Réduire la part de l’économie souterraine
La décision du gouvernement socialiste espagnol n’est certainement pas fondée uniquement sur la générosité. En donnant des papiers à la grande majorité des migrants installés dans son pays, le Premier ministre veut également réduire la part de l’économie souterraine dans l’économie globale de l’Espagne. Cette portion invisible représente actuellement quasiment le quart du Produit intérieur brut (PIB) espagnol. « Tout un pan de l’économie est bâti sur l’existence de ces sans-droit, peu exigeants sur les questions de sécurité et de salubrité, corvéables à merci », indique Albert Recio, spécialiste de l’économie du travail à l’université de Barcelone.

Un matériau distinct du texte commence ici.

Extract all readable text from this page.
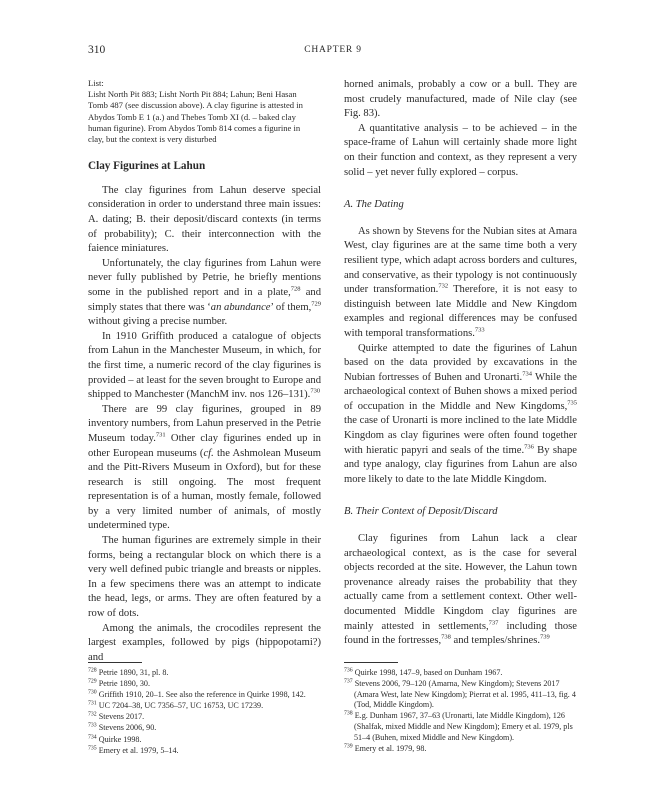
310	CHAPTER 9
List:
Lisht North Pit 883; Lisht North Pit 884; Lahun; Beni Hasan
Tomb 487 (see discussion above). A clay figurine is attested in
Abydos Tomb E 1 (a.) and Thebes Tomb XI (d. – baked clay
human figurine). From Abydos Tomb 814 comes a figurine in
clay, but the context is very disturbed
Clay Figurines at Lahun

The clay figurines from Lahun deserve special consideration in order to understand three main issues: A. dating; B. their deposit/discard contexts (in terms of probability); C. their interconnection with the faience miniatures.

Unfortunately, the clay figurines from Lahun were never fully published by Petrie, he briefly mentions some in the published report and in a plate,$^{728}$ and simply states that there was ‘an abundance’ of them,$^{729}$ without giving a precise number.

In 1910 Griffith produced a catalogue of objects from Lahun in the Manchester Museum, in which, for the first time, a numeric record of the clay figurines is provided – at least for the seven brought to Europe and shipped to Manchester (ManchM inv. nos 126–131).$^{730}$

There are 99 clay figurines, grouped in 89 inventory numbers, from Lahun preserved in the Petrie Museum today.$^{731}$ Other clay figurines ended up in other European museums (cf. the Ashmolean Museum and the Pitt-Rivers Museum in Oxford), but for these research is still ongoing. The most frequent representation is of a human, mostly female, followed by a very limited number of animals, of mostly undetermined type.

The human figurines are extremely simple in their forms, being a rectangular block on which there is a very well defined pubic triangle and breasts or nipples. In a few specimens there was an attempt to indicate the head, legs, or arms. They are often featured by a row of dots.

Among the animals, the crocodiles represent the largest examples, followed by pigs (hippopotami?) and

horned animals, probably a cow or a bull. They are most crudely manufactured, made of Nile clay (see Fig. 83).

A quantitative analysis – to be achieved – in the space-frame of Lahun will certainly shade more light on their function and context, as they represent a very solid – yet never fully explored – corpus.

A. The Dating

As shown by Stevens for the Nubian sites at Amara West, clay figurines are at the same time both a very resilient type, which adapt across borders and cultures, and conservative, as their typology is not continuously under transformation.$^{732}$ Therefore, it is not easy to distinguish between late Middle and New Kingdom examples and regional differences may be confused with temporal transformations.$^{733}$

Quirke attempted to date the figurines of Lahun based on the data provided by excavations in the Nubian fortresses of Buhen and Uronarti.$^{734}$ While the archaeological context of Buhen shows a mixed period of occupation in the Middle and New Kingdoms,$^{735}$ the case of Uronarti is more inclined to the late Middle Kingdom as clay figurines were often found together with hieratic papyri and seals of the time.$^{736}$ By shape and type analogy, clay figurines from Lahun are also more likely to date to the late Middle Kingdom.

B. Their Context of Deposit/Discard

Clay figurines from Lahun lack a clear archaeological context, as is the case for several objects recorded at the site. However, the Lahun town provenance already raises the probability that they actually came from a settlement context. Other well-documented Middle Kingdom clay figurines are mainly attested in settlements,$^{737}$ including those found in the fortresses,$^{738}$ and temples/shrines.$^{739}$

$^{728}$ Petrie 1890, 31, pl. 8.
$^{729}$ Petrie 1890, 30.
$^{730}$ Griffith 1910, 20–1. See also the reference in Quirke 1998, 142.
$^{731}$ UC 7204–38, UC 7356–57, UC 16753, UC 17239.
$^{732}$ Stevens 2017.
$^{733}$ Stevens 2006, 90.
$^{734}$ Quirke 1998.
$^{735}$ Emery et al. 1979, 5–14.
$^{736}$ Quirke 1998, 147–9, based on Dunham 1967.
$^{737}$ Stevens 2006, 79–120 (Amarna, New Kingdom); Stevens 2017 (Amara West, late New Kingdom); Pierrat et al. 1995, 411–13, fig. 4 (Tod, Middle Kingdom).
$^{738}$ E.g. Dunham 1967, 37–63 (Uronarti, late Middle Kingdom), 126 (Shalfak, mixed Middle and New Kingdom); Emery et al. 1979, pls 51–4 (Buhen, mixed Middle and New Kingdom).
$^{739}$ Emery et al. 1979, 98.
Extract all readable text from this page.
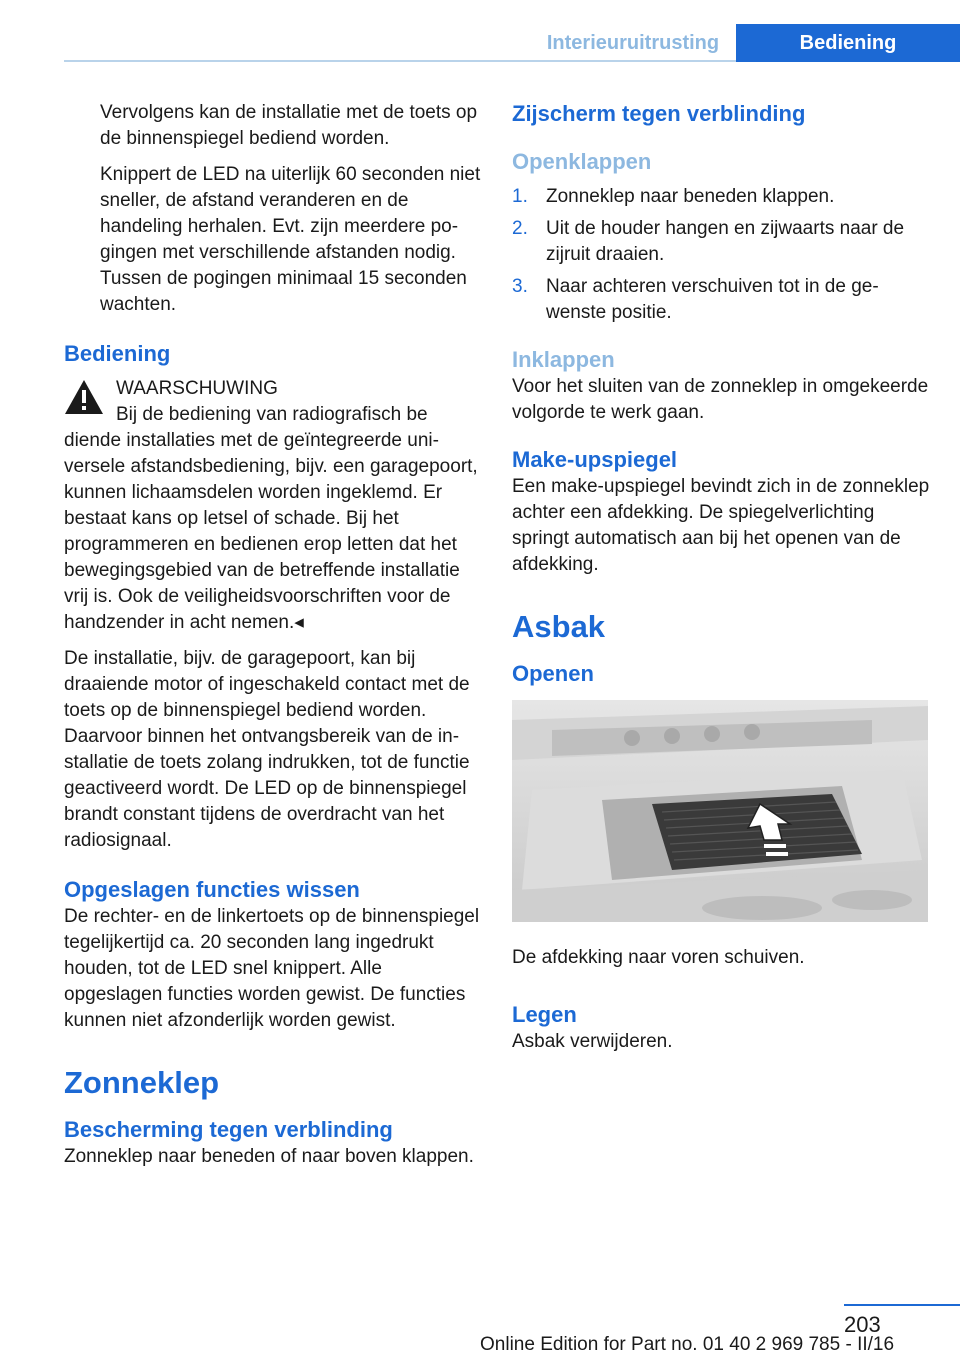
Interieuruitrusting	Bediening

Vervolgens kan de installatie met de toets op de binnenspiegel bediend worden.

Knippert de LED na uiterlijk 60 seconden niet sneller, de afstand veranderen en de handeling herhalen. Evt. zijn meerdere pogingen met verschillende afstanden nodig. Tussen de pogingen minimaal 15 seconden wachten.

Bediening

WAARSCHUWING

Bij de bediening van radiografisch be

diende installaties met de geïntegreerde universele afstandsbediening, bijv. een garagepoort, kunnen lichaamsdelen worden ingeklemd. Er bestaat kans op letsel of schade. Bij het programmeren en bedienen erop letten dat het bewegingsgebied van de betreffende installatie vrij is. Ook de veiligheidsvoorschriften voor de handzender in acht nemen.◂

De installatie, bijv. de garagepoort, kan bij draaiende motor of ingeschakeld contact met de toets op de binnenspiegel bediend worden. Daarvoor binnen het ontvangsbereik van de installatie de toets zolang indrukken, tot de functie geactiveerd wordt. De LED op de binnenspiegel brandt constant tijdens de overdracht van het radiosignaal.

Opgeslagen functies wissen

De rechter- en de linkertoets op de binnenspiegel tegelijkertijd ca. 20 seconden lang ingedrukt houden, tot de LED snel knippert. Alle opgeslagen functies worden gewist. De functies kunnen niet afzonderlijk worden gewist.

Zonneklep
Bescherming tegen verblinding

Zonneklep naar beneden of naar boven klappen.

Zijscherm tegen verblinding
Openklappen
1. Zonneklep naar beneden klappen.
2. Uit de houder hangen en zijwaarts naar de zijruit draaien.
3. Naar achteren verschuiven tot in de gewenste positie.
Inklappen

Voor het sluiten van de zonneklep in omgekeerde volgorde te werk gaan.

Make-upspiegel

Een make-upspiegel bevindt zich in de zonneklep achter een afdekking. De spiegelverlichting springt automatisch aan bij het openen van de afdekking.

Asbak
Openen

De afdekking naar voren schuiven.

Legen

Asbak verwijderen.

203
Online Edition for Part no. 01 40 2 969 785 - II/16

L’agriculture et le bâtiment sont les deux secteurs de l’économie espagnole qui emploient le plus de travailleurs clandestins. Leur régularisation obligera les employeurs à payer les charges sociales correspondant à ces emplois. Les impôts payés par les entreprises augmenteront également puisque leurs chiffres d’affaires, leurs revenus, seront en hausse. Une étude commandée par l’administration fiscale a montré qu’en l’an 2000, 59 milliards d’euros ont échappé aux caisses de l’Etat. Cette prochaine légalisation des clandestins pourrait cependant déstabiliser bon nombre d’entreprises. Les modalités d’entrée en vigueur de la nouvelle réglementation ont donc été discutées avec le patronat et les syndicats. De son côté le secteur agricole espagnol tient bon grâce à une main d’œuvre sous-payée. En Andalousie en particulier, région dédiée aux légumes primeurs cultivés sous serres, de petites exploitations agricoles sont demandeuses d’une main-d’œuvre, légale ou illégale, payée à la journée, prête à effectuer un travail de cueillette très dur, dans des conditions réglementaires que n’acceptent plus les salariés espagnols, ni d’ailleurs les français.
La communauté marocaine, première en Espagne
Autre secteur très demandeur de sans-papier, les employés de maison. Ce sont surtout des ressortissants d’Amérique latine qui arrivent avec un visa de tourisme en Espagne et décident d’y rester. Puis, par bouche-à-oreille, ces personnes trouvent un travail au noir de femme de ménage ou de domestique. Le quotidien espagnol ABC a calculé que si 270 000 employés de maison étaient régularisés, 160 milliards d’euros entreraient dans les caisses de l’Etat sous forme de charges sociales.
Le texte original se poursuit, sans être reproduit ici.